North Korea will send a secretary of its ruling Workers' Party to Seoul Friday to pay respects to the late former South Korean President Kim Dae-jung, according to the North's official Korean Central News Agency Thursday.
"Upon authorization of Kim Jong-il, chairman of the DPRK National Defense Commission, a special envoy group led by Kim Ki-nam, secretary of the Central Committee of the Workers' Party of Korea, will visit Seoul from August 21 to 22 to mourn the death of ex-President Kim Dae-jung," the KCNA was quoted as saying in a one-sentence dispatch from Pyongyang.

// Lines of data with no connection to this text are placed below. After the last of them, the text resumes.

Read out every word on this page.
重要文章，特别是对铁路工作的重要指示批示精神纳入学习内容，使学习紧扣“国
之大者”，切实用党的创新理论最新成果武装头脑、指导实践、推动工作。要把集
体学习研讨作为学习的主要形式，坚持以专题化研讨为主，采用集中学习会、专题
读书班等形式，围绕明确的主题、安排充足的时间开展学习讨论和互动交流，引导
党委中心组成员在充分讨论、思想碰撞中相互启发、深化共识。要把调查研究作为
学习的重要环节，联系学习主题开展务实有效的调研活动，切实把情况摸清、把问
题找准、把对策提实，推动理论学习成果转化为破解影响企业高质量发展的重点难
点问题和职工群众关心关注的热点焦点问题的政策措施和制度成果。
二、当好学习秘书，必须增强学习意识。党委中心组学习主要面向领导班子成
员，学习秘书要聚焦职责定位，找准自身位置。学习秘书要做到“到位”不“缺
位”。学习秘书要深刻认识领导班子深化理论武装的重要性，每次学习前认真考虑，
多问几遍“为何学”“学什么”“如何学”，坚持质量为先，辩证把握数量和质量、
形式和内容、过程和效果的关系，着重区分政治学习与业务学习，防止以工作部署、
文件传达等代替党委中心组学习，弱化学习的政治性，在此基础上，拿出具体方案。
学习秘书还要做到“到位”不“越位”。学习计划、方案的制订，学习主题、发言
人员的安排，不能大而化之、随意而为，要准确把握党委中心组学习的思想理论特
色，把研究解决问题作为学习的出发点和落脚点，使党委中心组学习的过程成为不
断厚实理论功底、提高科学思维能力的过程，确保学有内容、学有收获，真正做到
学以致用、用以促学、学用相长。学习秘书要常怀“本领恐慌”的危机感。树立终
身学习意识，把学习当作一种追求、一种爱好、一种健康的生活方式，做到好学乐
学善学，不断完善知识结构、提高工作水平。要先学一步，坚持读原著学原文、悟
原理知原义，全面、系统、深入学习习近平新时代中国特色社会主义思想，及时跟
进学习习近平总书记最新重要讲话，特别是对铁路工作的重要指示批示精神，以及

Kim died of complications from pneumonia Monday at 85. A state funeral will be held Sunday at the National Assembly in Yeoui-do.
Kim Ki-nam, one of Kim Jong-il's close aides, handles propaganda and history education, but has also accompanied the North Korean leader on his outdoor activities.
The secretary also visited Seoul in 2005 for a festival to celebrate Korea's liberation from the Japanese colonial rule and called Kim Dae-jung at the Severance Hospital, where the former president was hospitalized for pneumonia.
Kim Dae-jung had a summit meeting with North Korean leader Kim in June 2000, the first of its kind since the separation of the two Koreas after the peninsula's liberation from Japanese rule in 1945, to produce rapprochement measures.
Among them are tour projects that bring South Koreans to North Korea's scenic Mt. Geumgang and its medieval capital city of Kaesong, and a joint industrial park in Gaeseong near the South Korean border.
The visit could serve as a possible catalyst to break the ice in inter-Korean ties after the inauguration of hard-line South Korean President Lee Myung-bak early last year.